After Horatio has finished explaining the political backstory, the ghost of Old Hamlet appears once more. This time Horatio does try to speak to the ghost. When the ghost remains silent, Horatio tells Marcellus and Bernardo to try to detain it; they strike at the ghost with their spears but jab only air. A rooster crows just as the ghost appears ready to reply to Horatio at last. This sound startles the ghost away. Horatio decides to tell Prince Hamlet, Old Hamlet’s son, about the apparition, and the others agree.
The first scene of the play, like most every scene of the play, is very well known, and very puzzling. Without explaining his reasons in detail, T.S. Eliot once declared the first lines of the play to be the best lines in English. He and many other critics have found this scene to be a microcosm of the whole play, as it were. Shakespeare uses many deceptively simple rhetorical tricks to introduce some of the major themes and concerns that he follows through to the play’s end.

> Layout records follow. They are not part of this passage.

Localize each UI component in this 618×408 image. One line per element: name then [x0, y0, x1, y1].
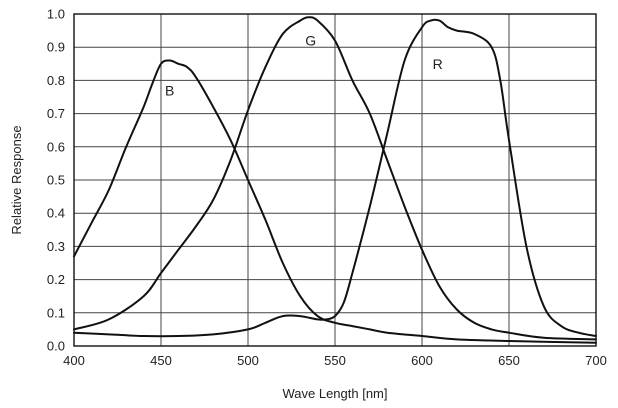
x-tick-label: 650	[498, 353, 520, 368]
curve-label-r: R	[433, 56, 443, 72]
x-tick-label: 400	[63, 353, 85, 368]
tick-labels: 400 450 500 550 600 650 700 0.0 0.1 0.2 0.3 0.4 0.5 0…	[47, 7, 607, 369]
curve-g	[73, 16, 597, 341]
y-tick-label: 0.1	[47, 305, 65, 320]
x-tick-label: 450	[150, 353, 172, 368]
y-tick-label: 0.8	[47, 73, 65, 88]
y-tick-label: 0.0	[47, 339, 65, 354]
y-tick-label: 1.0	[47, 7, 65, 22]
response-curves	[73, 16, 597, 344]
x-tick-label: 600	[411, 353, 433, 368]
grid-lines	[74, 14, 596, 346]
y-tick-label: 0.2	[47, 272, 65, 287]
x-tick-label: 700	[585, 353, 607, 368]
y-tick-label: 0.9	[47, 40, 65, 55]
x-tick-label: 500	[237, 353, 259, 368]
y-axis-title: Relative Response	[9, 125, 24, 234]
y-tick-label: 0.4	[47, 206, 65, 221]
curve-b	[73, 59, 597, 344]
curve-r	[73, 18, 597, 338]
curve-labels: B G R	[165, 33, 443, 99]
y-tick-label: 0.6	[47, 139, 65, 154]
y-tick-label: 0.3	[47, 239, 65, 254]
y-tick-label: 0.5	[47, 173, 65, 188]
x-axis-title: Wave Length [nm]	[282, 386, 387, 401]
curve-label-b: B	[165, 82, 174, 98]
x-tick-label: 550	[324, 353, 346, 368]
y-tick-label: 0.7	[47, 106, 65, 121]
plot-frame	[73, 13, 597, 347]
curve-label-g: G	[305, 33, 316, 49]
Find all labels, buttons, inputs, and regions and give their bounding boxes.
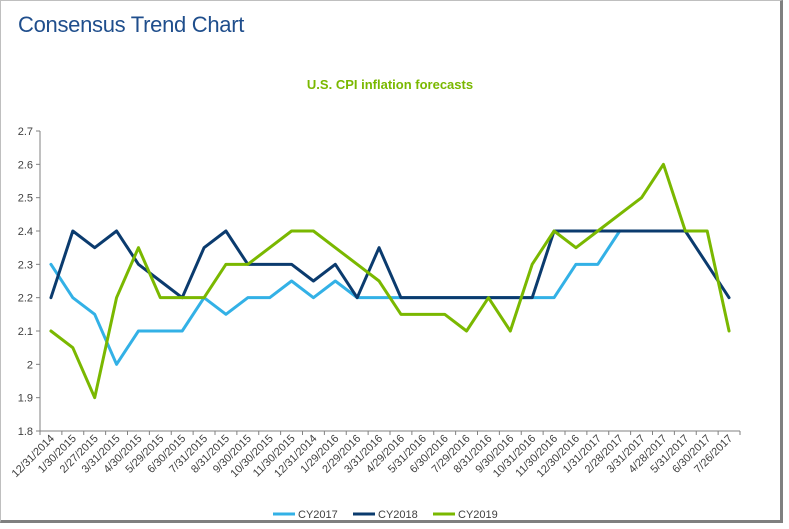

For example, in a play that contains many of the most famous, most unanswerable questions ever expressed, whether literal questions (“To be or not to be”) or interpretive questions of motivation (“Why doesn’t Hamlet just kill Claudius straight away?”), it is remarkable that Shakespeare begins Hamlet with a question, “Who’s there?” Who’s there, indeed.... On one level, this is a simple question, one that is asked every day in the most innocuous contexts. But on a deeper level (and everything in this play is richly rewarding on a deeper level) it is one of the basic questions of philosophy. Who is there? Who are we? What is man? Who is Hamlet? What is Hamlet? In this most philosophical of plays, we begin with a moment of covert philosophy, a question simple on the surface, but profound when pressed; and the first scene continues this focus on questioning, giving us question after question. Horatio, the quintessential scholar, skeptical and empirical, begins by questioning the reality of the ghost; eventually, he is exhorted to “question” the ghost in a more literal way – to ask the ghost questions. In general, then, the first scene takes us from the no-nonsense world outside the theater, the world of Horatio and his doubts, to the magical, metaphysical, ultra-theatrical world ofHamlet. We may bring certainties to the play, but we are encouraged almost immediately to abandon them.
Thus before we have even seen Hamlet (the younger Hamlet, that is) we are deeply mired in the play’s dubious, spectral atmosphere.